As it turns out neither was that hard to install into my existing system, LinkSleeve was literally cut and paste, with no modifications needed at all, while Akismet was a little more hands on, involving registering with wordpress for a free account, then researching ways to connect my code with their services. While I was able to find the rights material, it involved some programming on my part, adding a couple of calls and changing some variables around.
Since early this morning, all of the comments on this site have been evaluated with my own filtering rules, along with LinkSleeve's URL screening and Akismet's blend of filters, and the results are a bit surprising. When I added LinkSleeve I though it had the best solution, since comment spam is all about the links, I though that it would catch junk comments my filters were missing (The Hey! Cool Site. Comments that are hardest to screen), but not only does it miss most of them, it also fails to catch spam comments with a dozen obvious junk links. This may be due to a lack of users sending comments into the system, but right now its even far behind my rudimentary keyword/ip based filters.
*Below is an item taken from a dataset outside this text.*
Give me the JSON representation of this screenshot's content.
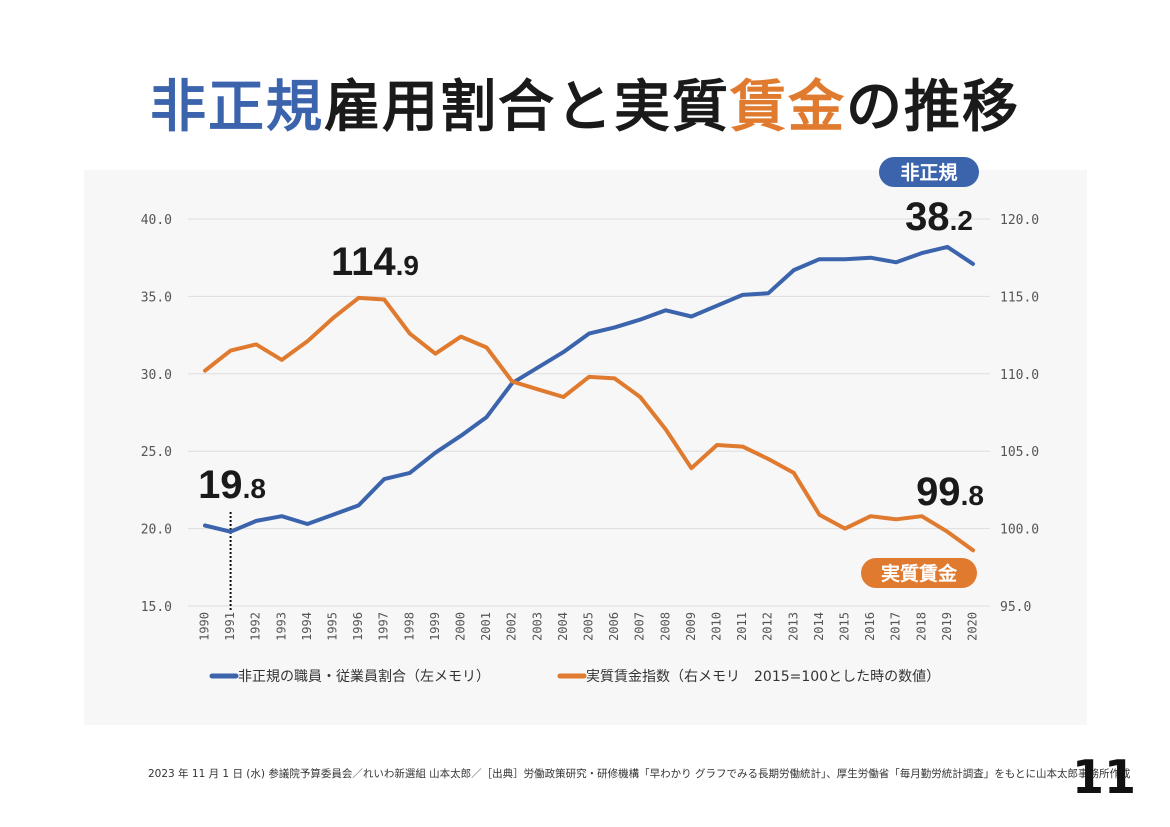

Of course once I had Akismet set up, it blew away my existing tools, capturing the vast majority of the spam comments that have trickled in since its installation. That's not to say its perfect, but I think its safe to call it as being somewhere around 90% right now
There will however be more spam comments here for the next couple of days. While I think Akismet will be my primary tool for stopping spam, I'm probably going to continue using all three systems to catch spammers in the act, and set up a master script to direct spam to various levels of purgatory based on which filters it trips. There are going to be a few other upgrades (in addition to a significantly cleaned up database) to my little system, but I feel so much better having found a better way of dealing with the spam around here.
01.28.27 - Mark
Sometimes the internet is a blessing and a curse, right now I think its a curse. The various online video sharing sites have made it exceptionally easy to view a cell phone video of Saddam Hussein's execution, and for ignorant masses to comment on it. I've now made the mistake of viewing the video, and reading some comments on youtube, and I'm horribly disgusted by mankind right now. The idea that people are actually reveling in the the death of another human being, and bemoaning the fact that "they should have tortured the !#*$ for a few months before killing him". What does that say about our race? Are we really any better than the "monster" we supposedly slaughtered?
Several days ago I felt that the death penalty should be left on the books, and only used in exceptionally horrid situations. I no longer feel that way after seeing that video. The intentional killing of another individual, no matter how morally reprehensible that person may be, is completely unforgivable. Not because of some higher power, but because it demeans humanity as a whole.